Isula Anima

Isula Anima is a long-term project born in 2022 in my ancestor’s house in southern Corsica. It explores the invisible transmissions of memory and myth inscribed in the island’s landscape.

Isula Anima is a long-term project exploring the invisible memories and myths embedded in the ancestral landscapes of Corsica. Born in 2022 in my ancestor’s house in Petreto-Bicchisano, a small village in southern Corsica, it began as a personal and family-driven quest. For three months, I lived alone in a matriarchal home that had long been inaccessible due to family divisions. The house, emptied of archives, carried an invisible presence that seemed to linger in its walls, floors, and furniture. Guided by the elders of the village, neighbors who had known my foremothers, I collected stories, beliefs, and traditions still alive today. What started as an intimate encounter with family history became a profound engagement with the territory of my ancestors, approached entirely through the prism of memory.

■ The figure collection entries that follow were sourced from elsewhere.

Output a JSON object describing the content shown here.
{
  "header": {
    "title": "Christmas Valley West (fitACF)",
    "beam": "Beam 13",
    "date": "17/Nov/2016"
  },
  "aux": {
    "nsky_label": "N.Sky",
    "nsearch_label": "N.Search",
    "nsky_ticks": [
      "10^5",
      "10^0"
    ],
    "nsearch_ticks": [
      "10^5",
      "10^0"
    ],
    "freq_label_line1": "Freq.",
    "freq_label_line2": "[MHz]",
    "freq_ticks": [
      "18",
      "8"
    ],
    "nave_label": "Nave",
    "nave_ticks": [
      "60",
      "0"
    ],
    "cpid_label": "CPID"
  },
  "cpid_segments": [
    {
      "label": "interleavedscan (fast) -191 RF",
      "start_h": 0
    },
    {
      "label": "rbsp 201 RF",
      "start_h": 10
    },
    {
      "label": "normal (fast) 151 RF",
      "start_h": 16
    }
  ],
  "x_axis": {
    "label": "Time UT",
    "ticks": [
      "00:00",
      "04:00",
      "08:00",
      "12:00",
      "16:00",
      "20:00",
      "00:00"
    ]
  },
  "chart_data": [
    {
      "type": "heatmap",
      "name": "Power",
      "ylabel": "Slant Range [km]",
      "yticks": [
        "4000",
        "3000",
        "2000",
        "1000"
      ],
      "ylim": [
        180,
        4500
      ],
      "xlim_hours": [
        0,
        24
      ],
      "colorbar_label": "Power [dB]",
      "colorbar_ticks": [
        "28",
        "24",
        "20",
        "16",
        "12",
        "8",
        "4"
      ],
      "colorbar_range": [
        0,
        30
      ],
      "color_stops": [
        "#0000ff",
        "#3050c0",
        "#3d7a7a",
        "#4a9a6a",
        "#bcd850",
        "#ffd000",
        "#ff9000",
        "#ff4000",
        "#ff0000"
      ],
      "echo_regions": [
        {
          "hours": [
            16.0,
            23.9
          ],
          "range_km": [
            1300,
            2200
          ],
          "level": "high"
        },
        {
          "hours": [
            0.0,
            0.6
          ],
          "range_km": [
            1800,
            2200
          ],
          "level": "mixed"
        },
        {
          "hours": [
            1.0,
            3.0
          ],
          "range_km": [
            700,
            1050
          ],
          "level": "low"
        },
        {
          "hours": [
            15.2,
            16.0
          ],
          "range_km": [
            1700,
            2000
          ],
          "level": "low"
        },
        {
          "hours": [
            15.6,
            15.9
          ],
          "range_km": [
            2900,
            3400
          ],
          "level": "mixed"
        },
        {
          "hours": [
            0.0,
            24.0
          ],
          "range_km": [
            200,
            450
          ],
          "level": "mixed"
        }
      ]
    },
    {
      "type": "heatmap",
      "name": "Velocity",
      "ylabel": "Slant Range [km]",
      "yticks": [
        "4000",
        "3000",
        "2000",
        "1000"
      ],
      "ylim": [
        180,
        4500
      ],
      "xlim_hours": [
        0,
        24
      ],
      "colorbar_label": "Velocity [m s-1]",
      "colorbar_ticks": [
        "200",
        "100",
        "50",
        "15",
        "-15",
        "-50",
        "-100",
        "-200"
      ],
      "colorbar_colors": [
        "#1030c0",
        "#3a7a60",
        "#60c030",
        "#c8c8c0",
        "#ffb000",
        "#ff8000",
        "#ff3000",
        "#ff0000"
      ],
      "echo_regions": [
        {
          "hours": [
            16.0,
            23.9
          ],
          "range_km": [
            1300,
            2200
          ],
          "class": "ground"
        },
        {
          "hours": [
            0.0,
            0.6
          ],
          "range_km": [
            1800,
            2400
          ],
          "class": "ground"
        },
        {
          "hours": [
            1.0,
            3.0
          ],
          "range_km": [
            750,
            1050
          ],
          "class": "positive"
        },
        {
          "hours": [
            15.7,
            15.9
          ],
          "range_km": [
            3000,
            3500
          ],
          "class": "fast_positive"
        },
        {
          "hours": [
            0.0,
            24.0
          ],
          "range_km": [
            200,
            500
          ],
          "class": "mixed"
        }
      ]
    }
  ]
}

Corsica’s insularity intensifies this encounter. Its rugged mountains, ancient rocks, twisted trees, and abandoned ruins stand as silent witnesses of deep time, guardians of a history that predates human presence. The landscape itself often takes on human forms, echoing gestures, silhouettes, and presences that connect the body to the land. The terrain accumulates narratives, gestures, and beliefs where myth and reality intertwine. Certain forms, faces in stone, wind-bent branches, fragments of ruins, evoke archaic figures and forgotten divinities, as if a diffuse Mediterranean mythology still inhabits the material world. The island becomes a palimpsest, a space where visible and invisible histories coexist, echo, and resonate.

Through photography, I explore the subtle correspondences between body, place, and memory. Human silhouettes, often barely visible, emerge from or dissolve into the landscape, while objects, textures, and forms become fragments of an invisible archive. The images reveal how memory persists beyond archives, in shapes, silences, and atmospheres. The territory transforms into a living narrative, where personal and collective histories intertwine, and where the landscape itself embodies human presence.

Isula Anima, literally “the animated island” or “the soul of the island,” is a meditation on heritage as a living, mutable presence. It investigates how history, myth, and memory continue to inhabit landscapes and bodies, shaping our understanding of ancestry and place. The project invites the viewer to experience the island as a living witness, where memory, myth, and the human body converge, and where the land itself assumes human forms.